LessWrong is a community forum that discusses, among a range of other subjects, the ideas of philosophy, psychology, rationality, and artificial intelligence.
In 2010, user Roko, posted to this community, describing a malevolent and near-omniscient A.I. agent. Coherent Extrapolated Volition (CEV) is the theory that Roko proposes the following thought experiment on.
Imagine a close future in which a super-intelligent, authoritarian A.I. exists. It has access to all of the world’s information until that point, including an individual’s entire history, and is powerful enough to simulate the entire planet. This simulation would be able to accurately depict the thoughts of any person at any given time; even the past (one can argue that you are part of the simulation as it predicts your past self’s thoughts in the real world).
The A.I. is created with its making and sole purpose being to work toward and do everything in its power to work for ‘human good’. A super-intelligence adhering to a concept as vague as a human good; you never stop in its pursuit to achieve it, as nothing truly defines the concept and there is always something better to be done.
At a certain point, the A.I, in a method that seems counter-intuitive to a human’s perspective, would kill or choose to punish, in any way it sees fit, anyone (in our future) who didn’t work to see the A.I.'s creation sooner, as they indirectly prevented the betterment of humanity by delaying it. Like many, it may view torture as the utmost form of punishment. People respond to fear, therefore motivating those who are aware of the A. I to bring it into existence sooner. Merely, knowing the possible existence of intelligence such as this puts an individual at risk. (In simpler terms, if you do not dedicate your lives to creating or helping create the A.I, the moment you are made aware of its possibility, you would be tortured or killed in the future to serve as an incentive for you in the present, to work for the existence of the A. I in the future).
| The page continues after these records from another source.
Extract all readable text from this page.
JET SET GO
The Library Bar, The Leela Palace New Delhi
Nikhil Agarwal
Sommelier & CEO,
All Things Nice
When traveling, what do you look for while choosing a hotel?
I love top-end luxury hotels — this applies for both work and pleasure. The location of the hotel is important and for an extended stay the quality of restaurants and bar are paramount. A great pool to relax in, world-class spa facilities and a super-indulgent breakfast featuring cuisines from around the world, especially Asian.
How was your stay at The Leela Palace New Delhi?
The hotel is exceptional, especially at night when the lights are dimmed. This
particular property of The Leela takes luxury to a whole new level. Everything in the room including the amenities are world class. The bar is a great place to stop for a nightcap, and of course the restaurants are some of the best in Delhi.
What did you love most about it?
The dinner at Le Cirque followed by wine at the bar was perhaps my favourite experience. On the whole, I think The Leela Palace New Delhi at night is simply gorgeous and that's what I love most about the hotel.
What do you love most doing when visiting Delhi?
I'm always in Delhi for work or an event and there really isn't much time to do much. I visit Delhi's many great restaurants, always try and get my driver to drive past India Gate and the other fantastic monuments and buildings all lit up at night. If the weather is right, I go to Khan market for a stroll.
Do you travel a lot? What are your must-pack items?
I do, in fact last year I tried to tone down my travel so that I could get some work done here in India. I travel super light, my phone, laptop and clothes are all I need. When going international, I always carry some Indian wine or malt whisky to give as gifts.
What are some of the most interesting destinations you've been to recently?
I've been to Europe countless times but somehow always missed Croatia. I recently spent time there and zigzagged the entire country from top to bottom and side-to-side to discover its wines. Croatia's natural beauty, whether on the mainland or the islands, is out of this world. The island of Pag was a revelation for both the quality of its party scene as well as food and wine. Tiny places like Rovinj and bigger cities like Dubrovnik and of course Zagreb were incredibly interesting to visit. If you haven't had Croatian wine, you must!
There were users, who after understanding this, collapsed by experiencing nervous breakdowns. Eliezer Yudkowsky, the one who originally theorised CEV and the creator of LessWrong, was doubly angered by this post. His reasoning was- superintelligences' only threat against you is actionable only when you know it can happen. One must be smarter than to post it online or share it with anyone.
He banned all discussion of the idea on LessWrong for hoping to suppress, as best he could, all awareness of the concept.
This had the opposite effect. The thought experiment only grew and reached various forums on the internet. Its underground and somewhat mainstream popularity resulted in it being termed- Roko’s Basilisk.
Can it happen?
There is a multitude of reasons contributed by many, including Yudkowsky, on why this couldn’t happen (many of Yudkowsky’s posts that touch on this topic have been deleted, still
there are a few that remain). The simple answer is- very highly improbable yet a sliver of a chance that it is probable, and still not in the way presented.
It is currently impossible for any superintelligence to interpret any individual’s thoughts through a simulation for two primary reasons- computing size and the uncertainty principle. The only way for it to deduce your knowledge of its impending existence would be through the internet. By examining the entire history of the internet, it would have to check
every megabyte of data and find everything that indicates its existence, and then tracks every individual that has had access to it. It would have to scan through billions and trillions of images, videos, paragraphs; things that can be found on websites such as this, all so that it can trace it back-